Two years later she recorded Logozo (tortoise in Fon) for Chris Blackwells Mango label. The album included her haunting version of Malaika, a song made famous by Miriam Makeba, and the spectacular Batonga, which became a dance floor hit and established her as a dramatic new force on the world music scene. This was followed in 1994 with recordings at Princes Paisley Park in Minneapolis. The locations suggested the direction in which she was moving and the result was a hybrid of Western and African styles and included such irresistible tracks as Agolo, a song about the environment with a driving dance rhythm.

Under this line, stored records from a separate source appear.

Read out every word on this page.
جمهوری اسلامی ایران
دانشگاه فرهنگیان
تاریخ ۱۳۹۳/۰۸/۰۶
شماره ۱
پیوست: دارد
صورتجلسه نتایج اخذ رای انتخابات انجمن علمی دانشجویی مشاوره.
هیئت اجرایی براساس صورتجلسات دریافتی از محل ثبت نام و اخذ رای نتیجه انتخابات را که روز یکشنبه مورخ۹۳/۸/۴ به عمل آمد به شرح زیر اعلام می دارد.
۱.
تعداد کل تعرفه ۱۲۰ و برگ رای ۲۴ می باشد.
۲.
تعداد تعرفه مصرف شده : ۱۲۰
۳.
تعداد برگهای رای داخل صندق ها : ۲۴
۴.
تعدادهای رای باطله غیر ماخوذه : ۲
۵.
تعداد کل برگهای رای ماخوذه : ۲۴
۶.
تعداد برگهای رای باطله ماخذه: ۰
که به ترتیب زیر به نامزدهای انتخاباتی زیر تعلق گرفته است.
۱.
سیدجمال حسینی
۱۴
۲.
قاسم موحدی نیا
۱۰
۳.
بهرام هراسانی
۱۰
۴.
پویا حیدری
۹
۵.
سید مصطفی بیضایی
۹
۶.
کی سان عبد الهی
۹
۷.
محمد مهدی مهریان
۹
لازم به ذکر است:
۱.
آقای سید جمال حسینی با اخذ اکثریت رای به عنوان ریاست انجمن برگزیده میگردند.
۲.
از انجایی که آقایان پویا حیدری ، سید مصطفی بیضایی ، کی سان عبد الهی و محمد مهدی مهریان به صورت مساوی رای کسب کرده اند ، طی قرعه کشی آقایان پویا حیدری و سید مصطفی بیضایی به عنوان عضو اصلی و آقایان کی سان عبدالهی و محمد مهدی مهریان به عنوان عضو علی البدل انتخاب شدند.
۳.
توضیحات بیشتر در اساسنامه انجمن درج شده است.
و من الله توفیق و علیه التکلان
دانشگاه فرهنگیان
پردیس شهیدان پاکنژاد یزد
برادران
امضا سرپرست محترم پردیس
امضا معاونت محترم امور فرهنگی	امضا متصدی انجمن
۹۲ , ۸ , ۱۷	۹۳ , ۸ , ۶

In 1996, she recorded Fifa, produced by her husband, Jean Hebrail, and this found her returning to Benin to record for the first time. The title track featured in the Hollywood comedy, Ace Ventura.  This was followed with an even bolder march into the mainstream with Oremi in 1998. Sophisticated and funky, it found her covering Jimi Hendrix Voodoo Child (slight return) and featured American singers Cassandra Wilson and Kelly Price.  After a four year delay and a change of label to Columbia, it was followed by 2002's Black Ivory soul, which exploited the musical and cultural kinship between Africa and Brazil, more specifically, Benin and Bahia. Part three came in 2004 with Oyaya!, which celebrated the African roots of Latin and Caribbean music.

Tumbuka Dance Company

Modern Dance is a relatively new discipline in Zimbabwe, introduced only in the last fifteen years. Contemporary dance in Zimbabwe has largely become an effective vehicle for communication through movement and music. As an art form, it is particularly appropriate as it can be pursued by people with diverse cultural social and racial backgrounds, because it unites people.

The only Zimbabwean professional 'Tumbuka Dance Company' (Tumbuka, shona word for 'to blossom, to bloom') has since its formation in 1992, danced to several international audiences and has participated in several International dance Festivals like 'Avignon', France 2001, 'Africalia', Belgium, 2003 and 'The Dance Umbrella Festival', South Africa, on a yearly basis since 1992.  This is where Tumbuka Dance Company received its first standing ovation.

The touring of the Company has resulted in their being recognised as part of the international dance circuit. It certainly has been one of Zimbabwe's most successful arts projects.

In this project Zimbabwean professional dancers visit Lusaka for a three day workshop for upcoming talent and two theatre dance shows, in combination with Angelique Kidjo.